2. People, even your closest friends, stop trying to see you. When it first happened, everybody wants to see you. Probably just to hear all the details of the death, maybe feign “being there” for you. Of course, some of these friends (if you’ve surrounded yourself with good ones) are being genuine and worrying about you. Regardless, after the after shock, you make them uncomfortable. They don’t know what to say anymore. Should they bring it up to help you, or would that make you upset? Should they invite you out to get back to normal, or would that be inconsiderate? Altogether they just stop trying – if you really needed them, you’d ask, right? No.

3. Your significant other (if applicable) acts as if it never happened. He fights with you over petty things, giving you anxiety and ruining your day, without knowing you’ve already cried three times today about missing your parent – even though it was a month ago.
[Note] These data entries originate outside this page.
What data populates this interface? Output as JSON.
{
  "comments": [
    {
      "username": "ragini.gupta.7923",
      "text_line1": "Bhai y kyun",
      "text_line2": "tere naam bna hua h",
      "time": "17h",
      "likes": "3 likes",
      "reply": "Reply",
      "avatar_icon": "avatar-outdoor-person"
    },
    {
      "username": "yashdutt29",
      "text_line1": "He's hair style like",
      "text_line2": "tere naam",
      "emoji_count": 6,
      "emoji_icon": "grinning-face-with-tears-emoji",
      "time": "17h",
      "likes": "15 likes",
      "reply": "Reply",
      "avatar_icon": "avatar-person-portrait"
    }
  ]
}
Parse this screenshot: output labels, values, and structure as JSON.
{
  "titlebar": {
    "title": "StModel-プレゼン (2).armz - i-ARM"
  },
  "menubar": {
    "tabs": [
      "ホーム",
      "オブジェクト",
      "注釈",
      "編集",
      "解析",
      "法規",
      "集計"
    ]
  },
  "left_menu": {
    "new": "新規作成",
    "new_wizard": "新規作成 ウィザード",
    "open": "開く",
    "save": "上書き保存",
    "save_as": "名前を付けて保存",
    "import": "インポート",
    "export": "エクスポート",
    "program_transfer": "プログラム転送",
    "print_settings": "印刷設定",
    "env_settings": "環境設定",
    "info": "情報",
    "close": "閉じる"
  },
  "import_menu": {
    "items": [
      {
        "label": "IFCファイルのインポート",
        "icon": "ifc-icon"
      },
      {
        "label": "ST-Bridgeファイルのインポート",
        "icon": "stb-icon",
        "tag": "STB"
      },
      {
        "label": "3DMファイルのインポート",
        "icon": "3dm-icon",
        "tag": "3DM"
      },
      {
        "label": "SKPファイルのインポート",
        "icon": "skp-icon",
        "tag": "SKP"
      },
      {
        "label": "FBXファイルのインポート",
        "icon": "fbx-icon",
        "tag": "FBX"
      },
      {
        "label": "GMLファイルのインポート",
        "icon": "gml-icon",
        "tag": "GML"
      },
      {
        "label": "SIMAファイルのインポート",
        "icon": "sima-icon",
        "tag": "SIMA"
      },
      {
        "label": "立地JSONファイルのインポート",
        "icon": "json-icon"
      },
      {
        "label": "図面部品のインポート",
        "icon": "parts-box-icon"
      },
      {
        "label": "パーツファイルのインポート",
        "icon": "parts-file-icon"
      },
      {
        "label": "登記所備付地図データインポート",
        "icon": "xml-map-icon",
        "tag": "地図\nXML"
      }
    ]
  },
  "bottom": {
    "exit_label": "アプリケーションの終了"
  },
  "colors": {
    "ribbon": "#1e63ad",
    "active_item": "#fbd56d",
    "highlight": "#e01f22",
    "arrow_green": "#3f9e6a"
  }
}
He asks, “what’s wrong?!” if you’re in a bad mood, and believes you simply must be losing interest in the relationship. Somehow, the fact that your parent was taken from you in one single, unexpected moment on a seemingly perfect summer day, has escaped him.

4. As people begin forgetting about the death, you slip back into your normal life surrounded by people who might not even know you, and you can’t handle that. You want to yell at everyone that your Daddy/Mommy just died. Table 4 that yelled at me today for not bringing them their silverware fast enough, the lady at Table 5 that just complained about the up charge on her side salad. The young kid who just flipped me off for accidentally cutting him off? MY PARENT JUST DIED. You would love to scream it in their face, break down and cry so that they feel horrible, so that finally, just once more, you can have someone crying for you. 

5. The parent doesn’t come back. You don’t have dreams of them, they don’t appear as butterflies or birds. You were prepared for the wake, the funeral, and the thank you cards. But once it is all over? The person doesn’t come back. They’re not at their grave, they’re not at their house, and they’re sure as hell not a ghost sitting next to you at all times. Where are they? You will struggle with this one question the most.